From https://stackoverflow.com/questions/24418815/how-do-i-instal... , here's an example that you can just paste into your load balancing LaunchConfig and never have to log into an instance at all (just add your own runcmd: section -- and, hey, it's even YAML like everyone loves)
Sure you can use an AWS ASG, but I assume you also tie that into an AWS AlB/NLB. Then you use ACM for certs and now you are locked in to AWS times 3.
Instead you can do those 3 and more in k8s and it would be the same manifests regardless which k8s cluster you deploy to, EKS, AKS, GKE, on prem, etc.
Plus you don't get service discovery across VMs, you don't get a CSI so good luck if your app is stateful. How do you handle secrets, configs? How do you deploy everything, Ansible, Chef? The list goes on and on.
If your app is simple sure, I haven't seen simple app in years.
I've never worked anywhere that has benefitted from avoiding lock-in. We would have saved thousands in dev-hours if we just used an ALB instead of tweaking nginx and/or caddy.
Also, if you can't convert an ALB into an Azure Load balancer, then you probably have no business doing any sort of software development.

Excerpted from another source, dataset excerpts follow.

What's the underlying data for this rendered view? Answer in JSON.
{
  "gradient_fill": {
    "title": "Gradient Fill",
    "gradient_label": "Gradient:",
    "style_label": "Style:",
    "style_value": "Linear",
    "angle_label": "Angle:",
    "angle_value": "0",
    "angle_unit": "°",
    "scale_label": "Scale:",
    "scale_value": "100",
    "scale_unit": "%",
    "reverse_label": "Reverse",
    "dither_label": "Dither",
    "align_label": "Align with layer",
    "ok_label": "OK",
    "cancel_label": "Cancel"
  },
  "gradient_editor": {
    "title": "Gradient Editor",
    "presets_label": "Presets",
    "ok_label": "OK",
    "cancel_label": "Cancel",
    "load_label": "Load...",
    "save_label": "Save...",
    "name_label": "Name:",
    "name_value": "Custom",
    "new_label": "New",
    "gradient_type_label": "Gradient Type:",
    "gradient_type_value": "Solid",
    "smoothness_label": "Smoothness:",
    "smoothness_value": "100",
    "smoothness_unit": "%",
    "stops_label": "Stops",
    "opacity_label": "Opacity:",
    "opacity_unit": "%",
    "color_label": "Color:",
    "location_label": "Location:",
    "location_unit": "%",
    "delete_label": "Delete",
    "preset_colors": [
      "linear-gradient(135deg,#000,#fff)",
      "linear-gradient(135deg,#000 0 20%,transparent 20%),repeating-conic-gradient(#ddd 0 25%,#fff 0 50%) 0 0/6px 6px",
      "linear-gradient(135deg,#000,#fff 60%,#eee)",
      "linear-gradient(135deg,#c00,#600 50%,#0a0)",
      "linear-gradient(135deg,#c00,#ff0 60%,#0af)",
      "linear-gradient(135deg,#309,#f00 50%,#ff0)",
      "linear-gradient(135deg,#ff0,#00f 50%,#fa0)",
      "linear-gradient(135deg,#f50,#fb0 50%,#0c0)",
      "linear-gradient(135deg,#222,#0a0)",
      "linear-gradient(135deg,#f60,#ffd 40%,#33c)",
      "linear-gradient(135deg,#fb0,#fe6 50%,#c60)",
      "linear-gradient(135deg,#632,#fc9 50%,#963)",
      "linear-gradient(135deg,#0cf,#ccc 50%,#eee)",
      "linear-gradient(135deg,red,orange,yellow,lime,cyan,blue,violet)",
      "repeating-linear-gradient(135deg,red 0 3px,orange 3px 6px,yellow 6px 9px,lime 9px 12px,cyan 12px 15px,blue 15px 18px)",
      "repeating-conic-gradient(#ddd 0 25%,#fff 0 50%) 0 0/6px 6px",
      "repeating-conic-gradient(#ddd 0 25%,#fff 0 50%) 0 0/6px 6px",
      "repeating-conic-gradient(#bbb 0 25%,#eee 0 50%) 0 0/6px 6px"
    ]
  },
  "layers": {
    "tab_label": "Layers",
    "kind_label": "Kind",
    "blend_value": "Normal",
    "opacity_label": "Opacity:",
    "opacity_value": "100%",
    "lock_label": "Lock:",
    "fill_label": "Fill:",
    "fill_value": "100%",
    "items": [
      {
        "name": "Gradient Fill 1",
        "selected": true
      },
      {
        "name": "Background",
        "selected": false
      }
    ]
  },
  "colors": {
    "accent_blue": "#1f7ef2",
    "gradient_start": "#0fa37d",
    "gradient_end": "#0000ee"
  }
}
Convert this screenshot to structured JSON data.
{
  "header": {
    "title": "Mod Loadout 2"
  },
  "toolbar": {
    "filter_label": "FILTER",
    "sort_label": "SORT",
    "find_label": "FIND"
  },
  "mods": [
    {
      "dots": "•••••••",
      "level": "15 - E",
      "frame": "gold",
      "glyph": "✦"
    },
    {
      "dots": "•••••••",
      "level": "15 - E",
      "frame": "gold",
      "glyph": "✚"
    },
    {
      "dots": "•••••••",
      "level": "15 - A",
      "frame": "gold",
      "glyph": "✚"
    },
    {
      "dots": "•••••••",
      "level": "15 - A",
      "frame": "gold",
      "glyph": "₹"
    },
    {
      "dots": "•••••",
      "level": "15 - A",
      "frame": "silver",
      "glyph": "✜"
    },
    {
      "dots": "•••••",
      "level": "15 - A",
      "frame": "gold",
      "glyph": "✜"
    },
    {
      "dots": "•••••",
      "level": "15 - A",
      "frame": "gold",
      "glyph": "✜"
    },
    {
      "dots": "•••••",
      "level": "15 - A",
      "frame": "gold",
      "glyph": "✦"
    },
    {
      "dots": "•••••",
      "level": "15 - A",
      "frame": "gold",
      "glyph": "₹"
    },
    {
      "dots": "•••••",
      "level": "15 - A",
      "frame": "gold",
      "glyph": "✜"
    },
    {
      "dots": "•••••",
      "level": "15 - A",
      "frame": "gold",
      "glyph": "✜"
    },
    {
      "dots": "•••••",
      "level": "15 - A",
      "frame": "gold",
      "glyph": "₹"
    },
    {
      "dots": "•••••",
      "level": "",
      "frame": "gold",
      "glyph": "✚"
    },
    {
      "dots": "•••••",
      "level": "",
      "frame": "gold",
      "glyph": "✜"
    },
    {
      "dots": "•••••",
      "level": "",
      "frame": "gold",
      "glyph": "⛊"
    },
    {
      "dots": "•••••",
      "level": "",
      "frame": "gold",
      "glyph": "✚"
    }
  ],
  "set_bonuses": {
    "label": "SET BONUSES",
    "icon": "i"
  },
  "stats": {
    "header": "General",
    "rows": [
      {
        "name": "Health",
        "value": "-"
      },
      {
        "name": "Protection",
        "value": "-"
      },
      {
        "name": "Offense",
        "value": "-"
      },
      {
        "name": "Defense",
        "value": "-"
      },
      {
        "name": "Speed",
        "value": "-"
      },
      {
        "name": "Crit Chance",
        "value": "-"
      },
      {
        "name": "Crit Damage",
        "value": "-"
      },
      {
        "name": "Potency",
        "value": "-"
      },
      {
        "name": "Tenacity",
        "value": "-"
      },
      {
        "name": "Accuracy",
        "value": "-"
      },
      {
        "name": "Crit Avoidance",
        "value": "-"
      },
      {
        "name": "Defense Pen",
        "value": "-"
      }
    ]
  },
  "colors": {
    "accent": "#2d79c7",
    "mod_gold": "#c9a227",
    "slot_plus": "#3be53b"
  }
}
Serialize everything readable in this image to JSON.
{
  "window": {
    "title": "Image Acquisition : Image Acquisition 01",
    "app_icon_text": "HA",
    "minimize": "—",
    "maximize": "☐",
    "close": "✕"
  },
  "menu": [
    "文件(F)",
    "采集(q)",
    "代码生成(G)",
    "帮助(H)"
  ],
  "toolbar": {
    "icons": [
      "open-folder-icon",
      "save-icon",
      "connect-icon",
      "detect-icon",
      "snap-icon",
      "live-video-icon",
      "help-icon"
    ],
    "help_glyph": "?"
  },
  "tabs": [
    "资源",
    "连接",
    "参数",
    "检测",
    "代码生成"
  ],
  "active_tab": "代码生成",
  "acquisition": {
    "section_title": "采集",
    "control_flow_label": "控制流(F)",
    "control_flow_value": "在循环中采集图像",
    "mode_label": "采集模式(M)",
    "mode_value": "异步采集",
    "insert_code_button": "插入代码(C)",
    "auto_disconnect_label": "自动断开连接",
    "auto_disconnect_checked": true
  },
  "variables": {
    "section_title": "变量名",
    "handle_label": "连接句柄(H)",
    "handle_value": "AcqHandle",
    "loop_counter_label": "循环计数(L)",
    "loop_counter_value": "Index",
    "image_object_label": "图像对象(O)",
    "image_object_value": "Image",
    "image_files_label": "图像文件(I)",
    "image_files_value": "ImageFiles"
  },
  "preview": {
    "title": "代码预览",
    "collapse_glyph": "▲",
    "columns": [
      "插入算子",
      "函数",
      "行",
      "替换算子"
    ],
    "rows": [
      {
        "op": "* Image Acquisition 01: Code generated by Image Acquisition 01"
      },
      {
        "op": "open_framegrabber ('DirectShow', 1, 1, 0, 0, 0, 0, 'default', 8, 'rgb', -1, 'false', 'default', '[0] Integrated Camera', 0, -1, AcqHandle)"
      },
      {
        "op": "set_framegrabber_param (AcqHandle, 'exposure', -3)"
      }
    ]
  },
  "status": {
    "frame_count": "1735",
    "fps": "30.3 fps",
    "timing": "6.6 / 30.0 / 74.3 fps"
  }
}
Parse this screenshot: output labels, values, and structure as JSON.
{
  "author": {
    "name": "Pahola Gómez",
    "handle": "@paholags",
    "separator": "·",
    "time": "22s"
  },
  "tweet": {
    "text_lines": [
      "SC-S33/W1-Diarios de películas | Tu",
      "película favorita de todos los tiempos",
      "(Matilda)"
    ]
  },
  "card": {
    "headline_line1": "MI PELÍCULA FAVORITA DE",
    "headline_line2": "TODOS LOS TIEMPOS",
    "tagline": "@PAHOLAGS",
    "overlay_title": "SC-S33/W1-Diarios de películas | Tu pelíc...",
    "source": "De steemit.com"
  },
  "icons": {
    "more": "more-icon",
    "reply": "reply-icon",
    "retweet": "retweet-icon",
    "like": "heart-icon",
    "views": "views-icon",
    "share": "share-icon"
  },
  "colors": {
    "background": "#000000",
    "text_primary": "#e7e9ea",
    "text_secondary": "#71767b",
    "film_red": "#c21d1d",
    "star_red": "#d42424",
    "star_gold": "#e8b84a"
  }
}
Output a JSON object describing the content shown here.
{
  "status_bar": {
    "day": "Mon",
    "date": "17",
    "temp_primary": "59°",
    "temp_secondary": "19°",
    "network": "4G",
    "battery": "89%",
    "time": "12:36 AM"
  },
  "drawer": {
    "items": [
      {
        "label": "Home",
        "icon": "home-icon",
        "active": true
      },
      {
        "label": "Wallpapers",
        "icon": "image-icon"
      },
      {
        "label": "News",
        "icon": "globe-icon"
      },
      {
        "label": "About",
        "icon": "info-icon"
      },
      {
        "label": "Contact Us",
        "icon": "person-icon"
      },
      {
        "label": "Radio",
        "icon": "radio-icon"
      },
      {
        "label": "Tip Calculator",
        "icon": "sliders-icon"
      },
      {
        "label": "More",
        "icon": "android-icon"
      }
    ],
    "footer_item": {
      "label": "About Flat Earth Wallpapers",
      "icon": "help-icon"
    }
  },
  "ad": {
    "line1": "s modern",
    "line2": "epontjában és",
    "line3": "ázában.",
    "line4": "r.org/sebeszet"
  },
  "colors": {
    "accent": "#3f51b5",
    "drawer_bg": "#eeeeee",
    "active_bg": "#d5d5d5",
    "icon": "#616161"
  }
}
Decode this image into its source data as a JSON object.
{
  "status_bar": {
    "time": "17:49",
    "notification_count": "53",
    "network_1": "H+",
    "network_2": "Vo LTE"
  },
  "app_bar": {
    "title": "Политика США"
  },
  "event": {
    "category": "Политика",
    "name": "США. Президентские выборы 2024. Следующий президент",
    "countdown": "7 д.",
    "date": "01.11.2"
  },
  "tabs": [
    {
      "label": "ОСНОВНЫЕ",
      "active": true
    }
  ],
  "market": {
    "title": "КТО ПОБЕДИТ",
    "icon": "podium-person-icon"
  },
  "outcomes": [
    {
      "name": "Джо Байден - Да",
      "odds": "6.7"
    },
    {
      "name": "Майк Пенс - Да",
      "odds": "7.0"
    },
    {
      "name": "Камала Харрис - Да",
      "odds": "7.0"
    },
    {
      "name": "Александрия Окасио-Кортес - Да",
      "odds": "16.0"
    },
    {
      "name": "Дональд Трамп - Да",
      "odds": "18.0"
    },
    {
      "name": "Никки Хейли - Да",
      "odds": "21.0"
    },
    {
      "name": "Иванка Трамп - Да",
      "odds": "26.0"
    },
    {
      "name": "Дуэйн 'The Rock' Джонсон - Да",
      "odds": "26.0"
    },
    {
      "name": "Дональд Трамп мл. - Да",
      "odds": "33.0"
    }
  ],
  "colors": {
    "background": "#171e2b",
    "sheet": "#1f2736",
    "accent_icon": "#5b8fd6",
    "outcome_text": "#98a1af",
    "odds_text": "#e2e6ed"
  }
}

I don't disagree about avoiding lock-in, and I'm sure it was hyperbole, but if you really spent thousands of dev-hours (approx 1 year) on tweaking nginx, you needed different devs ;)
ALB costs get very steep very quickly too, but you're right - start with ALB and then migrate to nginx when costs get too high
Second paragraph is totally right - start with an ALB and move when you need it. At the point you are running into issues with either perf or cost of your ALB you have good problems.